Con su dictamen Compentencia evidencia el poder que tiene la industria láctea sobre el atomizado sector ganadero e incluso destaca el impacto que estas prácticas supusieron para dicho sector. “Los acuerdos agravaron la situación en un mercado ya de por si concentrado desde la perspectiva de la demanda, donde existe un elevado poder negociador de la industria transformadora frente a unos ganaderos que, además de estar más atomizados, están obligados a vender la producción para conservar su cuota láctea”, apunta el comunicado de la CNMC.

Contra dicha resolución no cabe recurso alguno en vía administrativa, pudiendo interponerse recurso contencioso-administrativo en la Audiencia Nacional en el plazo de dos meses a contar desde el día siguiente al de su notificación.

"Sentimientos encontrados"

A las organizaciones agrarias no les ha pillado por sorpresa la multa impuesta a las industrias lácteas, ni que Competencia les acuse directamente de distorsionar el mercado. Aseguran que llevan años denunciando estas prácticas que tienen contra las cuerdas a un sector que en el que es continuo el goteo de cierre de granjas.

Desde UPA han manifestado este lunes que tienen “sentimientos encontrados” respecto a la decisión de la CNMC. Están satisfechos, si, “pues siempre es agradable tener razón”, pero temen a la vez que las empresas sancionadas repercutan ahora la sanción en los precios pagados a sus proveedores: los ganaderos.

“Ha quedado de sobra demostrado que todas las empresas lácteas de España se ponían de acuerdo para mantener hundidos los precios que percibían los ganaderos”, ha dicho la organización agraria, que ha insistido en que mientras las empresas “usan a sus ganaderos” en campañas de publicidad para blanquear su imagen, “por detrás nos dan puñaladas traperas”.

Ante esta situación, UPA ha pedido que tanto Competencia, como el Ministerio de Agricultura -en especial la Agencia de Información y Control Alimentarios (AICA)- “vigilen ahora muy de cerca al cártel lácteo para que no repercutan la multa en los más débiles: los ganaderos y ganaderas, o incluso los consumidores”. Y ha exigido a las industrias sancionadas “que se dejen de recursos” y asuman la multa, cuyo importe, han reclamado, tendría que destinarse íntegramente a ayudar al sector ganadero en la situación de “crisis profunda” en la que se encuentra, así como a luchar contra la despoblación.

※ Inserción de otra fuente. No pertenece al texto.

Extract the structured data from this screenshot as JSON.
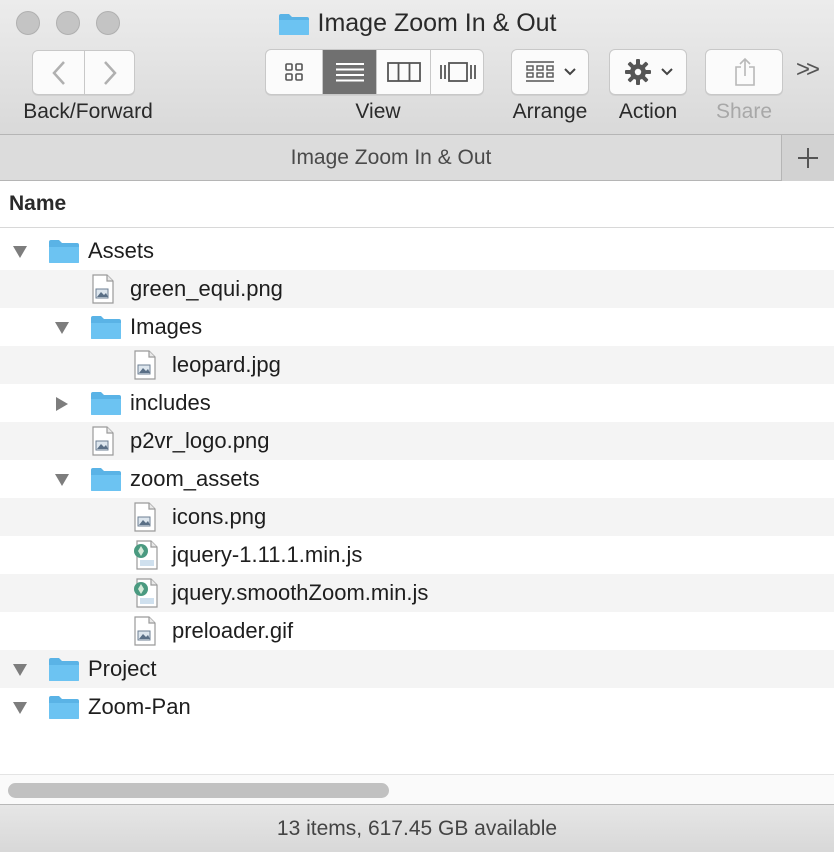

Goteo incesante de cierres

La organización agraria ha recordado que unos precios hundidos en origen, una dependencia extrema de los ganaderos a las industrias y la falta de poder negociador de los productores, son el explosivo cóctel que aún hoy está provocando “una realidad dramática”, 840 granjas de vacuno de leche han cerrado en España en el último año.

Aunque en Aragón la presencia del vacuno de leche no es tan destacada (en número de explotaciones) a la que registra la cornisa cantábrica y especialmente la comunidad gallega, la situación no es indiferente para los ganaderos de la región, que comparten las dificultades de un sector marcado por la falta de rentabilidad. De hecho, en 2018, Aragón se convirtió en la Comunidad que registró el precio en origen más bajo de todo el año en España: fue en el mes de mayo y la cotización se situó en los 0,300 euros/litro.

Las grandes empresas lácteas recurrirán la sanción

Las empresas lácteas Capsa, Danone, Lactalis, Puleva, Calidad Pascual y Nestlé recurrirán esta sanción. Fuentes oficiales de las cinco compañías -Puleva pertenece al grupo Lactalis- han confirmado este lunes que presentarán recurso ante la Audiencia Nacional, que ya estimó parcialmente una de sus demandas en 2018 por "defectos" de forma.

La decisión judicial, de hecho, llevó a la Comisión Nacional de los Mercados y la Competencia (CNMC) a revisar el procedimiento para cumplir con la sentencia, en la que el tribunal ordenaba retrotraer el proceso hasta abril de 2014. Una vez aplicada la sentencia, la CNMC informó el viernes de que el importe de las sanciones baja de 88 a 80 millones de euros, ya que la duración de algunas de las conductas castigadas era más corta. Todas coinciden en su disconformidad con el criterio de Competencia y en que no infringieron la normativa.